Spatt’s drive for work was legendary and until recently he even insisted on holding court sessions on the day after Thanksgiving when the Central Islip courthouse was otherwise all but empty.
When lawyers new to his chambers complained, Spatt would reply: “And what federal holiday is celebrated on the day after Thanksgiving?” according to a number of lawyers who voiced their praise for Spatt on Friday, including defense attorney Joseph Conway of Mineola.
Conway also tells of how Spatt would explain to new law clerks, fresh out of law school, that they were expected to work from 7 a.m. to 7 p.m. on weekdays, but only from 9 a.m. to 5 p.m. on Saturdays.
In private, Spatt was a dedicated fan of the New York Jets, and became friends with Jets coach Bill Parcells, whom he first met in a deli near Hofstra University when the Jets practiced on the campus and one of the school’s buildings was used as a federal courthouse, according to Conway.

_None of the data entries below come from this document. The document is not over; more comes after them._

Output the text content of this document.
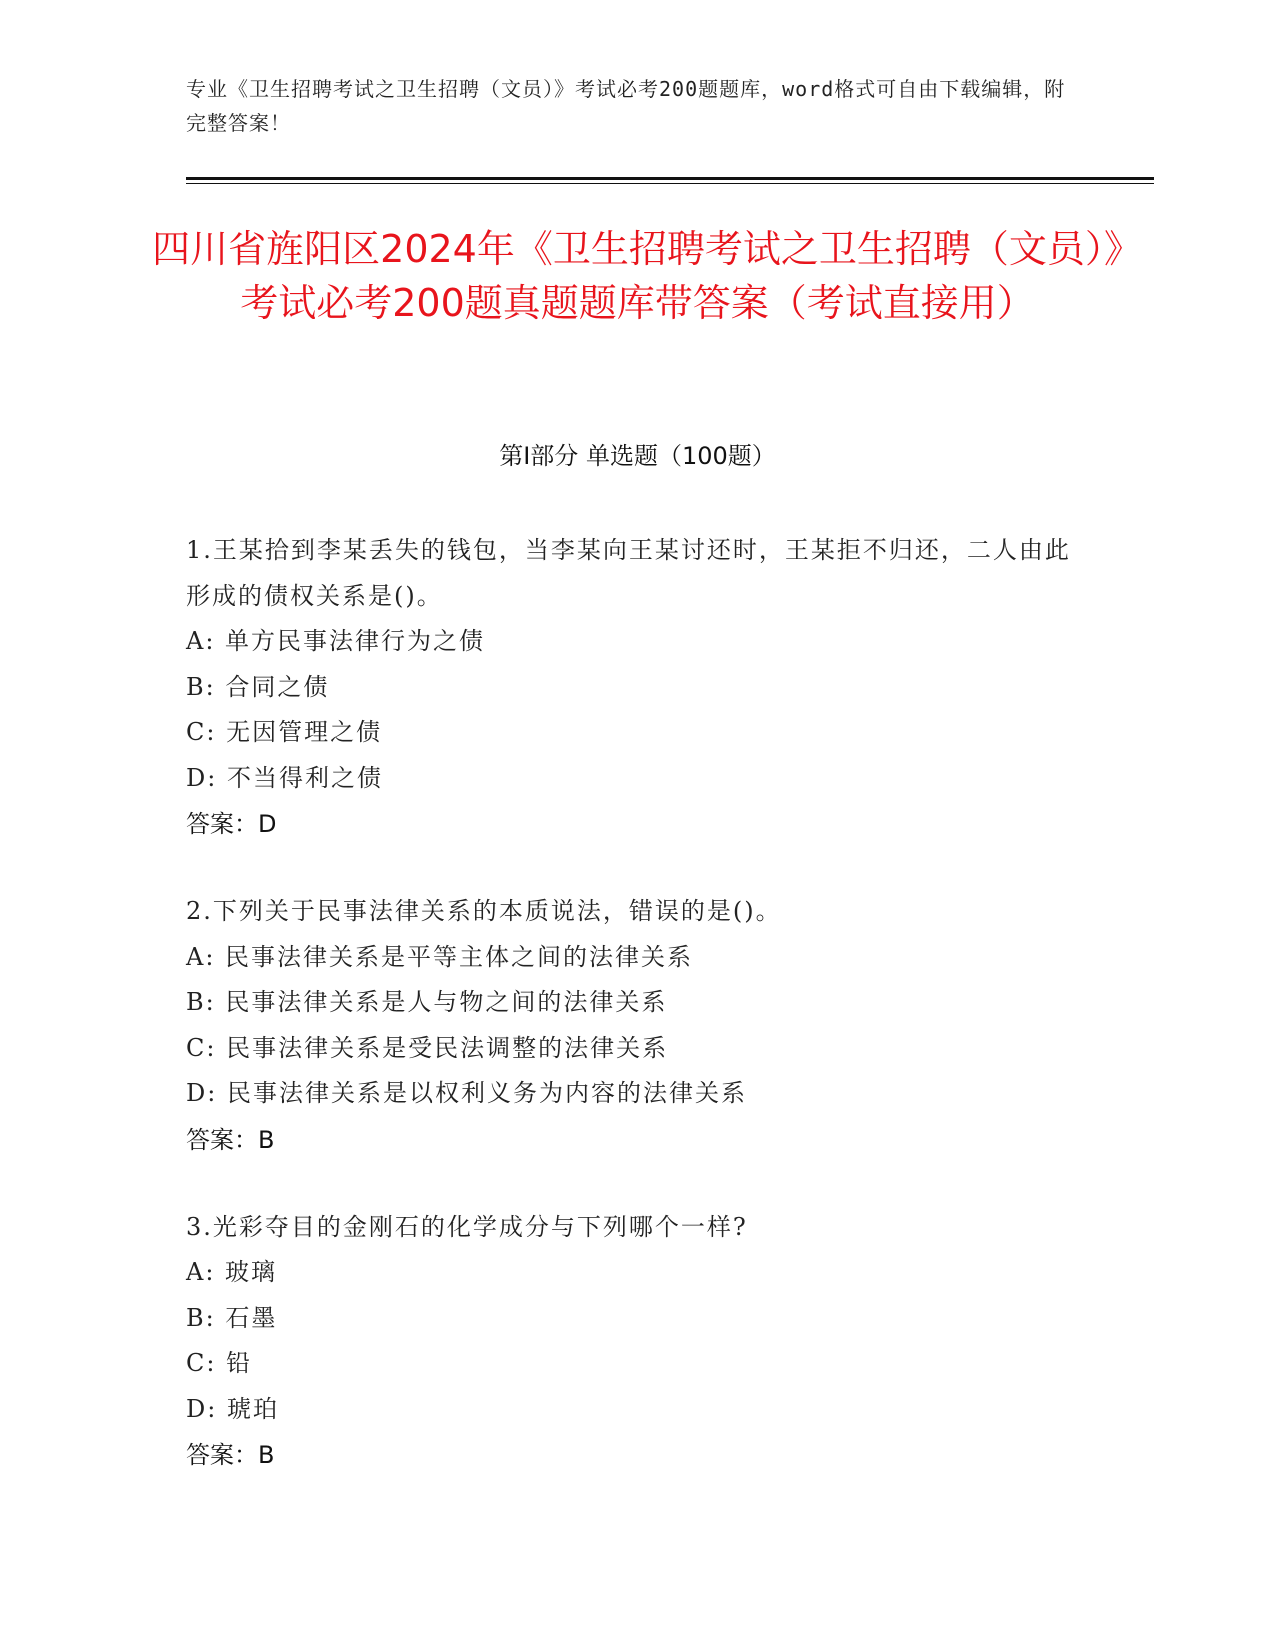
专业《卫生招聘考试之卫生招聘（文员）》考试必考200题题库，word格式可自由下载编辑，附完整答案！
四川省旌阳区2024年《卫生招聘考试之卫生招聘（文员）》考试必考200题真题题库带答案（考试直接用）
第I部分 单选题（100题）
1.王某拾到李某丢失的钱包，当李某向王某讨还时，王某拒不归还，二人由此形成的债权关系是()。
A: 单方民事法律行为之债
B: 合同之债
C: 无因管理之债
D: 不当得利之债
答案：D
2.下列关于民事法律关系的本质说法，错误的是()。
A: 民事法律关系是平等主体之间的法律关系
B: 民事法律关系是人与物之间的法律关系
C: 民事法律关系是受民法调整的法律关系
D: 民事法律关系是以权利义务为内容的法律关系
答案：B
3.光彩夺目的金刚石的化学成分与下列哪个一样?
A: 玻璃
B: 石墨
C: 铅
D: 琥珀
答案：B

Spatt’s driving work ethic produced notable decisions, including one that abolished the old Nassau County Board of Supervisors, saying it violated the one-person, one-vote concept, allowing for the more equitable representation by members of an elected legislature, and also approved the merger of Long Island Jewish Hospital and North Shore University Hospital over the objections of the Justice Department. Among the impactful trials he presided over were the conviction of a couple who kept Indonesian women enslaved and that of former Suffolk Conservative Party leader Edward Walsh.

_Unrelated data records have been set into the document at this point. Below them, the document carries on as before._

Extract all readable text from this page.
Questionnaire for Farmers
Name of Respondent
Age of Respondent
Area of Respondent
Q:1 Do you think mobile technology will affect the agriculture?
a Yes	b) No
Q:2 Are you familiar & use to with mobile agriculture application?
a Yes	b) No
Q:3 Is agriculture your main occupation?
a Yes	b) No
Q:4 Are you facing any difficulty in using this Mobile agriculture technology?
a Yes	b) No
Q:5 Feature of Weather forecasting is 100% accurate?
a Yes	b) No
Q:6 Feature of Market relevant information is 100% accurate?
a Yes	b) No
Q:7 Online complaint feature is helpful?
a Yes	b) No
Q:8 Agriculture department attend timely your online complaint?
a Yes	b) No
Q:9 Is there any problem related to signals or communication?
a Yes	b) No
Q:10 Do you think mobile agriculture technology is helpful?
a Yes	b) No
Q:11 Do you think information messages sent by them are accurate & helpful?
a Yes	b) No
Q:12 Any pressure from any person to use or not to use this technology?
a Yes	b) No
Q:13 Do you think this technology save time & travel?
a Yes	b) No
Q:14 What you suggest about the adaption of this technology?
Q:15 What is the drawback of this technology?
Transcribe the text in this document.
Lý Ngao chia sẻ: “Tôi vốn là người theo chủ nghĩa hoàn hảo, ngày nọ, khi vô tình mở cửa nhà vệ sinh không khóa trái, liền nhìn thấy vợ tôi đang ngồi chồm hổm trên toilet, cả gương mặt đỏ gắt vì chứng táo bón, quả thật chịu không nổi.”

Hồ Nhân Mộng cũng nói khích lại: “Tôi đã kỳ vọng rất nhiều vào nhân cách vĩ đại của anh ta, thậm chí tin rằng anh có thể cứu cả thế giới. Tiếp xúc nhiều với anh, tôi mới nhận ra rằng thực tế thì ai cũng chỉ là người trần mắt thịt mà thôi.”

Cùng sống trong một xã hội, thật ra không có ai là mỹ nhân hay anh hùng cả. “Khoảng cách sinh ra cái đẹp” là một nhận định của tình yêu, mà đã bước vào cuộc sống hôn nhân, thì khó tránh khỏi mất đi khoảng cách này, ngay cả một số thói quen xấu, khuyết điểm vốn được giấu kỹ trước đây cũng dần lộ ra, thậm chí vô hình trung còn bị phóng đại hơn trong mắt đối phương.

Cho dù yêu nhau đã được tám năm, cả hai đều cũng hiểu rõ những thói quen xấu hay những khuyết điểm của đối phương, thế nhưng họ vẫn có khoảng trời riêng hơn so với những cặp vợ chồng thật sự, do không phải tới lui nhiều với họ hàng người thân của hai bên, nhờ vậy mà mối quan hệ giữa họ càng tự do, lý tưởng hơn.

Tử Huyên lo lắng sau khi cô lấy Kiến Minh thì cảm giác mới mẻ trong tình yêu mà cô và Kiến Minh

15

Roslynn Mauskopf, the chief judge of the Eastern District said in a statement: “The Eastern District of New York has lost an extraordinary judge and wonderful colleague. Judge Spatt’s intelligence, fairness, and tireless work ethic are legendary, but equally remarkable was his warmth and kindness to his chambers family, the court staff, and all those who crossed his path every day. We will miss him dearly.”
In an email to his staff, Eastern District U.S. Attorney Richard P. Donoghue wrote: “The term ‘the Honorable’ is an honorific that we attach to judges’ names as a sign of respect for the court itself. In the case of Judge Spatt, there is no adjective more accurate. He was truly an honorable man who loved his country, the court and the people we all serve."
“Often describing himself as ‘just a lucky kid from Brooklyn’ and uninhibited by ego, he worked tirelessly in the court and in his chambers six days a week from the time he took to the federal bench more than 30 years ago,” Donoghue continued.
Randi Chavis, a senior federal public defender on Long Island said: “Judge Spatt was a great judge. He was old-fashioned in the best sense of the expression. He did not show favor to either side in his courtroom, he treated our clients with respect and he never failed to wish a person he just sentenced ‘Good Luck.’ ”
Fred Brewington, a leading civil rights attorney on Long Island, said as a young black lawyer he recalls disagreeing with a ruling by Spatt, whose courtroom demeanor set an example for him.
The next day, Brewington says “instead of trying to save face ... he said that he reviewed my position and was reversing himself and apologized for not getting [it] right the first time. … I will miss him, but his memory remains to help keep me hopeful about our legal system and our life in this society.”
Spatt grew up in Sheepshead Bay in Brooklyn and enlisted in the Navy at 17, serving in the Pacific during World War II, of which he proudly spoke.
After the war, he went to Brooklyn Law School on the G.I. Bill, and was in private practice for 30 years before a career as a state court judge. In 1989, he was nominated to a judgeship in the Eastern District by George H.W. Bush.
His wife, Dorothy, who was known as Dee, died in 2013, and he is survived by five daughters, 10 grandchildren and one recently born great-grandchild, according to Sarah Rabinowitz.
A private graveside service is planned.